Israel hits Gaza targets after rocket attacks: army

Published January 3, 2022
A picture showing an explosion caused by an air strike on a target in the town of Khan Yunis.—AP
A picture showing an explosion caused by an air strike on a target in the town of Khan Yunis.—AP

GAZA CITY: Israel targeted Hamas positions in southern Gaza late on Saturday after rockets were fired from the Palestinian enclave, security sources and the army said.

“Fighter jets, helicopters and tanks struck a rocket manufacturing site, and military posts belonging to the Hamas terror organisation,” Israel’s army said.

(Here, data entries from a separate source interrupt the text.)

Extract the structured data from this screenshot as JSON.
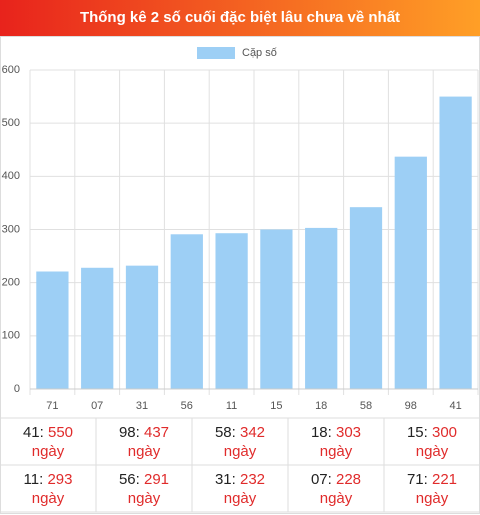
{
  "chart_data": {
    "type": "bar",
    "title": "Thống kê 2 số cuối đặc biệt lâu chưa về nhất",
    "categories": [
      "71",
      "07",
      "31",
      "56",
      "11",
      "15",
      "18",
      "58",
      "98",
      "41"
    ],
    "series": [
      {
        "name": "Cặp số",
        "color": "#9dcff5",
        "values": [
          221,
          228,
          232,
          291,
          293,
          300,
          303,
          342,
          437,
          550
        ]
      }
    ],
    "ylim": [
      0,
      600
    ],
    "yticks": [
      0,
      100,
      200,
      300,
      400,
      500,
      600
    ],
    "grid": true,
    "legend": "top"
  },
  "summary": {
    "unit": "ngày",
    "rows": [
      [
        [
          "41",
          550
        ],
        [
          "98",
          437
        ],
        [
          "58",
          342
        ],
        [
          "18",
          303
        ],
        [
          "15",
          300
        ]
      ],
      [
        [
          "11",
          293
        ],
        [
          "56",
          291
        ],
        [
          "31",
          232
        ],
        [
          "07",
          228
        ],
        [
          "71",
          221
        ]
      ]
    ]
  }
}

Palestinian sources said the army had targeted “a site of the al-Qassam Brigades, west of Khan Yunis” in southern Gaza, referring to the military wing of Hamas, the movement controlling the territory.

The sources also reported Israeli artillery fire on a Hamas observation base in northern Gaza.

Hamas condemned the Israeli strike, with a spokesman vowing “to defend our Palestinian people and liberate our land and our holy sites from the occupation and its colonial settlers until achieving the inevitable triumph”.

The Israeli strike came after two rockets were fired from the Gaza Strip on Saturday morning, falling into the Mediterranean Sea off Tel Aviv.

No warning sirens sounded and Israel’s Iron Dome rocket interception system did not deploy, the army said in a statement.

Sources in Hamas said that “the firing of the two rockets on Saturday morning was a technical problem due to the bad weather”.

Israeli Prime Minister Naftali Bennett addressed the Hamas explanation on Sunday morning.

“All of Hamas’s stories about lightning and thunder, that repeat themselves winter after winter, are no longer relevant,” he said at the beginning of the weekly cabinet meeting.

“Whoever aims missiles at the State of Israel will bear the consequences.” Israel has maintained a blockade on the impoverished enclave since 2007, the year Hamas took power.

Last year Hamas fired barrages of rockets towards Israel during an 11-day conflict sparked by tensions in Jerusalem.

A fragile ceasefire came into force in late May.

Since then, only five rockets or mortar rounds were fired from Gaza towards Israeli territory, the military had said in an annual report released at the end of December, before the latest launches.

According to some analysts, it was not clear whether the rockets were meant to hit Israel, but Gaza-based militant groups often test-fire missiles toward the sea.

There were no reports of casualties from Saturday’s rocket launches.

Apart from the single incident in September, there has been no cross-border rocket fire since a ceasefire ended the 11-day war between Israel and Hamas in May. The ceasefire, brokered by Egypt and other mediators, has been fragile.

Hamas says Israel did not take serious steps to ease the blockade it imposed on Gaza with Egypt’s help when the Islamic movement seized control of the coastal enclave in 2007.

Tension are also high as other groups like the smaller Islamic Jihad threaten military escalation if Israel doesn’t end the administrative detention of a Palestinian prisoner who has been on a hunger strike for over 130 days.